Milos Boskovic, sales director of the Vojvodina-based Potisje brick factory, told IWPR that since the end of conflict cooperation has blossomed with Kosovo Albanians. “Kosovo is a very important market to us. Up to 70 per cent of our annual production goes there,” he said.


But not everyone is happy with the flourishing trade relations between these two former enemies.


Kosovo economists point out that business is very one-sided. Thanks to the entity’s undeveloped economy and Serbian reluctance to recognise Kosovo travel documents, the goods only travel one way - south.


Mustafa Ibrahimi, of the Kosovo Chamber of Economy, complains that even if the region’s economy was more developed, container trucks from there would not be in a position to enter Serbia.


“Serbia has the advantage over exports to Kosovo, as Albanians are not able to travel to Serbia on Kosovo licence plates,” he said.


Statistics from the entity’s ministry of trade illustrate the stark imbalance. Serbia exported goods to Kosovo in first nine months of 2003 worth 108 million euro, just over 15 per cent of the region’s total imports.
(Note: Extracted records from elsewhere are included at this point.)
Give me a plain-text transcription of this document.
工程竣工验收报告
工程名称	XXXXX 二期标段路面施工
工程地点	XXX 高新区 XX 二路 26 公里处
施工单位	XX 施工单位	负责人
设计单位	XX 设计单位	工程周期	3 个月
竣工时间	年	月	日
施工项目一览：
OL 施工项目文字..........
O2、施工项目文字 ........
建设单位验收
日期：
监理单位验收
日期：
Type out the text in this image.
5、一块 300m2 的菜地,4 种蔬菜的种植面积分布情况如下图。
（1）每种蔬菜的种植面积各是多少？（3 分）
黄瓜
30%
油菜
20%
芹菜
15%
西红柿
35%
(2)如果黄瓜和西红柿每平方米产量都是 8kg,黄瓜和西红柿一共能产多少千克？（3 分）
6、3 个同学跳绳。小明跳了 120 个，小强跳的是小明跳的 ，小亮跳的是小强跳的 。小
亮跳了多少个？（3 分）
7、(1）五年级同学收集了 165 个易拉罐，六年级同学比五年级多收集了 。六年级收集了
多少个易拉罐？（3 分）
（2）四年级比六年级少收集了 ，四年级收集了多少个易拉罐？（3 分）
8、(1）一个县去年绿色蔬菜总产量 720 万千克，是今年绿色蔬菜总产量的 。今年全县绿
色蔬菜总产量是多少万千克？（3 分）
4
Over the same period, Kosovo sold Serbia goods worth some 3.5 million euro.


Goods heading north were worth less than one-thirtieth of the amount travelling south.


Kosovo trade minister Ali Jakupi says the duty-free regime between Serbia and the protectorate hinders the growth of local industries and makes Serbian products more competitive than local ones.


“We should trade with Serbia under different conditions, because without proper customs duty, Serbia has advantage in selling us products such as flour, oil, sugar, which are consumed in huge amount here,” he said.


“There are no psychological reasons for this trade – Serbian products are just cheaper.”


While Milos Boskovic’s brick factory in Vojvodina is flourishing, Shemsedin Rashiti’s in Podujevo, north-east Kosovo, is close to bankruptcy, owing to competition with Serbia.


“Bricks bought in Serbia costs 13 to 19 cents each but in Kosovo they cost about 30 cents per brick,” he said. “People have no interest in buying from us here in Kosovo.”


Until Kosovo starts producing goods that are cheaper and as good as Serbian products, the Albanian money will continue to flow north to Serbia.


“People want the lowest prices and we have to meet customers’ needs,” said Agron, a store keeper from the Besa supermarket in Pristina’s Bregu i Diellit district, pointing to shelves covered with products from everywhere but Kosovo.


“I have to buy this container of Serbian salt, as that is the only one in this shop,” a customer explained defensively. “If there was any other one, I wouldn’t buy this Serbian one.”


Tanja Matic is IWPR Kosovo project coordinator. Altin Ahmeti is an economics journalist with Koha Ditore.